The South Asia ayatollahs in the realm of the think-tanks, academia and journalism, on the other hand, have a different orientation altogether. Perhaps the same could be said for sections of the middle and upper echelons of the anti-proliferation American bureaucracy, especially in State and the country's national security establishment, which are always capable of creating an echo in the country's legislative branch.
This broad bloc appears upset with the emerging Indo-US entente because it has long grown used to the conceptual basis of hyphenating India and Pakistan and finds it hard to accept far-reaching changes that break free of this mould of thought.

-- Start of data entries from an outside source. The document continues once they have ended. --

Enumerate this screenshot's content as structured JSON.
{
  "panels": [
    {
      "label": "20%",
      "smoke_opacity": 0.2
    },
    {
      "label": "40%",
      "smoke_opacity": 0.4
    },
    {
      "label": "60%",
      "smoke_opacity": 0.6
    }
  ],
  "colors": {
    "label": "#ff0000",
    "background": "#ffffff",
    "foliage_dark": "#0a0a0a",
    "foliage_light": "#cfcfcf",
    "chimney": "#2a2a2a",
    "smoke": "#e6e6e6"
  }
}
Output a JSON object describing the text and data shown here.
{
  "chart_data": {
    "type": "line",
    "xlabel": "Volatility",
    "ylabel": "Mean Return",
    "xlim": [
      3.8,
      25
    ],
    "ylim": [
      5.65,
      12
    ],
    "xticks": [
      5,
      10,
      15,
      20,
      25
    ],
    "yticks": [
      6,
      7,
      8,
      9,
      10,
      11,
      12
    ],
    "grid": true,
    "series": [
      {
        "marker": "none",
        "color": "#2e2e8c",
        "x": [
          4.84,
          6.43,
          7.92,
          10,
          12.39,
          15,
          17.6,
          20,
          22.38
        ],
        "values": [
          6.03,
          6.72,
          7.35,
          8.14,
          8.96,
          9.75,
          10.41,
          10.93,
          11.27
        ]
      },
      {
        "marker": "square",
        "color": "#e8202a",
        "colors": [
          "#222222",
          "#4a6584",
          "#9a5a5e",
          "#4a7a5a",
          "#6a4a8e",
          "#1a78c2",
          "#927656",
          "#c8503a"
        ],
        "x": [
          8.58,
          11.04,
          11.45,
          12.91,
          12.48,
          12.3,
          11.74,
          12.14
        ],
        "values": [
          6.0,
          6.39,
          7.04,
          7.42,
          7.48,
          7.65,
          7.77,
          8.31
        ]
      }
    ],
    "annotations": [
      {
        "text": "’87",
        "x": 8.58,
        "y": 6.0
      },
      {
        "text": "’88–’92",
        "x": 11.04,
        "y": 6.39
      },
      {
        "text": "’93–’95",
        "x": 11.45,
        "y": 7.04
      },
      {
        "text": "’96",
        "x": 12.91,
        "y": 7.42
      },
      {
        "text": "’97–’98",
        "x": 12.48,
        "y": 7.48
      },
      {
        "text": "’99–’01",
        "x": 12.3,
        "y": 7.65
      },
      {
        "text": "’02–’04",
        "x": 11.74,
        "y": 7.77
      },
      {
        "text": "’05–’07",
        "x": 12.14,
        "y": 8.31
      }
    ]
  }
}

Michael Krepon, the noted 'think-tanker' and one-time government disarmament advisor, can be cited as an example of this shade of intellectual opinion. Many of these leading lights happen to be Democrats, an additional reason for them to be at odds with a Republican initiative as symbolised by the Indo-US Joint Statement. Interestingly, in a recent interview to rediff.com, Krepon even suggested that the Bush administration might have done better to support India for the UN Security Council than it has in broaching civilian nuclear commerce with New Delhi!
Discussion in the context of uncharted seas is natural in democracies. India can at best hope to make a reasoned contribution here. Given that the bumps that could hit President Bush's recent India initiative are located primarily in the US, it is the US administration that might be called upon to do the shovelling.